Pemerintah diharapkan dapat menggerakkan potensi ekonomi sektor maritim yang mencapai US$ 1,33 triliun per tahun.
“Itulah yang harus kita eksplorasikan melalui kerja di berbagai sektor, seperti pertambangan dan energi, transportasi laut, industri jasa maritim, wisata bahari, industri pengelolaan ikan, perikanan tangkap, dan industri bioteknologi, serta lainnya,” kata Pasoroan Herman Harianja, pengamat kemaritiman asal Sumatera Utara, kepada Ocean Week, Rabu (6/9).
Menurut Herman, potensi ekonomi maritim untuk industri pengolahan ikan (7%), industri bioteknologi (14%), pertambangan dan energi (16%), wisata bahari (4%), transportasi laut (2%), industri jasa maritim (15%), sumber daya pulau-pulau kecil (9%), dan hutan mangrove (15%). “Pemerintah mesti fokus untuk menggarap potensi itu, karena nilainya sangat besar,” ujarnya.

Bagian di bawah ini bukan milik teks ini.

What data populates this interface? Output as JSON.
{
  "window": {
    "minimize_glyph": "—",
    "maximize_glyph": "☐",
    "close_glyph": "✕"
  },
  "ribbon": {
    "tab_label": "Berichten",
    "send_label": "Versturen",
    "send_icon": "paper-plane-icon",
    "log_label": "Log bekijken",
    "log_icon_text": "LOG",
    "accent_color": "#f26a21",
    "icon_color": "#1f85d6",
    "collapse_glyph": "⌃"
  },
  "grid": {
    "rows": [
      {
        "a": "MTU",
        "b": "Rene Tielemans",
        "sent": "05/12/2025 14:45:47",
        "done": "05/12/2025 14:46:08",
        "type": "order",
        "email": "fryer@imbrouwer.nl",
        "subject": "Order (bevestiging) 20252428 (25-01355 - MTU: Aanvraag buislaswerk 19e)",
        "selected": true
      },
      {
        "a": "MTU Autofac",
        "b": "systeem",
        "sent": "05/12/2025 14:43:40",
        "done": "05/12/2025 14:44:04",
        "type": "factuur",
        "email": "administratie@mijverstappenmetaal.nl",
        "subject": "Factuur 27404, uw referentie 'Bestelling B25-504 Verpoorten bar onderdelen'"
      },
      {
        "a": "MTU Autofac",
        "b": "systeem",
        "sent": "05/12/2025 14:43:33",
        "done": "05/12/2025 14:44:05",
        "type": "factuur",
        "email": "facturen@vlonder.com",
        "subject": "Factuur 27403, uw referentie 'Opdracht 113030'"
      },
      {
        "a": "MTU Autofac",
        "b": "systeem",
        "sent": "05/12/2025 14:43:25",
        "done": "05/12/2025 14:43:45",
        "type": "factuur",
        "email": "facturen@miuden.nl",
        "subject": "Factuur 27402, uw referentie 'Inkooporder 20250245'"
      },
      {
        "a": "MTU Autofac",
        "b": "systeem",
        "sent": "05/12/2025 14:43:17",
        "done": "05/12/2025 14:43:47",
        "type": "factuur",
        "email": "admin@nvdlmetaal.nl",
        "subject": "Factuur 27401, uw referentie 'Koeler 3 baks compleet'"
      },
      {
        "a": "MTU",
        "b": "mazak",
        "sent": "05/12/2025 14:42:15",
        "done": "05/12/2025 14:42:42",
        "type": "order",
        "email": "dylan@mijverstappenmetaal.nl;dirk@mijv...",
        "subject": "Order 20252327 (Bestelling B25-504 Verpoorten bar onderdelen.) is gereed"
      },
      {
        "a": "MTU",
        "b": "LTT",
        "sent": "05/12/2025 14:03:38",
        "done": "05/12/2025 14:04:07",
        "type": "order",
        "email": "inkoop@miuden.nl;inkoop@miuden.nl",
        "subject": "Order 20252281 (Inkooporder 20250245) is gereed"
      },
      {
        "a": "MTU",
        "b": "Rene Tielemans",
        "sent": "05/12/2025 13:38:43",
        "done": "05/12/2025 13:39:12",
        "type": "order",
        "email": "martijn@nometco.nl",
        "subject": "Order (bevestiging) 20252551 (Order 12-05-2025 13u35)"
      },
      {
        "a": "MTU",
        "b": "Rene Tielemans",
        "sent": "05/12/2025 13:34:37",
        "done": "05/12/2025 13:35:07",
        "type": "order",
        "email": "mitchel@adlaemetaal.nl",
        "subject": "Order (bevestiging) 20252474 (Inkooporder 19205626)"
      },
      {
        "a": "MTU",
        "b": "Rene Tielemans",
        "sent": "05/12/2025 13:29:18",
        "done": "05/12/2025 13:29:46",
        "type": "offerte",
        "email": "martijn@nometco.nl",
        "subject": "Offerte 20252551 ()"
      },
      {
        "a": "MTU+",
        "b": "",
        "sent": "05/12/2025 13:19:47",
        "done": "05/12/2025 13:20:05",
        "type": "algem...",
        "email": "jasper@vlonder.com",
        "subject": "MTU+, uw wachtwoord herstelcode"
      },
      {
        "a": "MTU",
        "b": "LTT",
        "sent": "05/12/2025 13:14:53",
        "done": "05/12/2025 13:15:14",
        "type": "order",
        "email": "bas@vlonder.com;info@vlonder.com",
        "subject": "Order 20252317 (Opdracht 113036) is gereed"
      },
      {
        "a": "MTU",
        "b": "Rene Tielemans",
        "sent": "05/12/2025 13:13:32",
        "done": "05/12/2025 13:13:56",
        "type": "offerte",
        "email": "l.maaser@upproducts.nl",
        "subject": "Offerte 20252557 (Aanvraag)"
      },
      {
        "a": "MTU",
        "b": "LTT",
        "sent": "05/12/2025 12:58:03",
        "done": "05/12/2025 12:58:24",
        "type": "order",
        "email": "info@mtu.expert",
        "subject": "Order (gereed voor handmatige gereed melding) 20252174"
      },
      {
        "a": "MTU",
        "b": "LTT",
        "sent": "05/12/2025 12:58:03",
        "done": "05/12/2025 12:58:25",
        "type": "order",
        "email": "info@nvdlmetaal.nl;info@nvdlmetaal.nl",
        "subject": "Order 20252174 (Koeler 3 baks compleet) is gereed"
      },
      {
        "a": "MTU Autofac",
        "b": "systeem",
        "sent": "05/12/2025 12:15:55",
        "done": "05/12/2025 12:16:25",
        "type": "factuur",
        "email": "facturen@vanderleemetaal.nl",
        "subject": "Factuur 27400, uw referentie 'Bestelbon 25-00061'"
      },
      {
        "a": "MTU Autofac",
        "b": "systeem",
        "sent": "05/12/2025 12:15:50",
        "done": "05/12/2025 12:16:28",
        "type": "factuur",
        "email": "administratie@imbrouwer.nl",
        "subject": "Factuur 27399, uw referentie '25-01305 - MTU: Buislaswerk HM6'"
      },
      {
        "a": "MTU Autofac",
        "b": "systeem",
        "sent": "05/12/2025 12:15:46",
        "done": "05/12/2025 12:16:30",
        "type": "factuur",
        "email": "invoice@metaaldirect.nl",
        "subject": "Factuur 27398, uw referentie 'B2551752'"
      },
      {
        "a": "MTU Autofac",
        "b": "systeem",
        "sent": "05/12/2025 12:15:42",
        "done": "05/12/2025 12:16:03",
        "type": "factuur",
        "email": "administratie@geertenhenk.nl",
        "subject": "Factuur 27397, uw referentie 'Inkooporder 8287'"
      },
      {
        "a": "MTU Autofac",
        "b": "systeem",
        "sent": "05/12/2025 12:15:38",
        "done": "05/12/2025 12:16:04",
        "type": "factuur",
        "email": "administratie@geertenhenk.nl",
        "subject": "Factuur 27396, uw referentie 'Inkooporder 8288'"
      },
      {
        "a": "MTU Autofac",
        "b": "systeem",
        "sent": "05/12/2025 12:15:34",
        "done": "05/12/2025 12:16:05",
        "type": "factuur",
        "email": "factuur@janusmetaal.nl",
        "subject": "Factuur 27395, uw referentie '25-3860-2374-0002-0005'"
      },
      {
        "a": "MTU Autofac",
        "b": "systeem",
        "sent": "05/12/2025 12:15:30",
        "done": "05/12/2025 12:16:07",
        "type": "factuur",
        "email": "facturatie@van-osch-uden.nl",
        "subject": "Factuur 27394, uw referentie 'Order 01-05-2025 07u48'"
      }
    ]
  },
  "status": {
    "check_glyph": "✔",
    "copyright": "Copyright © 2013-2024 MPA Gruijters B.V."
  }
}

President Indonesian Maritime Pilots Association (INAMPA) ini juga menyatakan, industri jasa maritim dan transportasi laut pun menjadi bagian penting dari potensi maritim secar menyeluruh. “Pelabuhan dan pelayaran juga merupakan dua mata rantai yang tak dapat terpisahkan. Keduanya juga penting dalam menopang pertumbuhan ekonomi maritim,” ungkap Herman.
Jika menyoal pelabuhan dan kapal, dipastikan tak terlepas dari pemanfaatan jasa pemanduan dan itu merupakan bagian dari berbagai potensi ekonomi maritim yang dimiliki Republik Indonesia.
“Karena itu, pemerintah harus fokus untuk menggerakkan potensi tersebut. Pemerintah harus bekerjasama dengan para asosiasi di sektor kemaritiman dan terkait lainnya untuk mewujudkan cita-cita mulia mensejahterakan rakyat, bangsa dan negara Indonesia,” jelas Herman panjang lebar.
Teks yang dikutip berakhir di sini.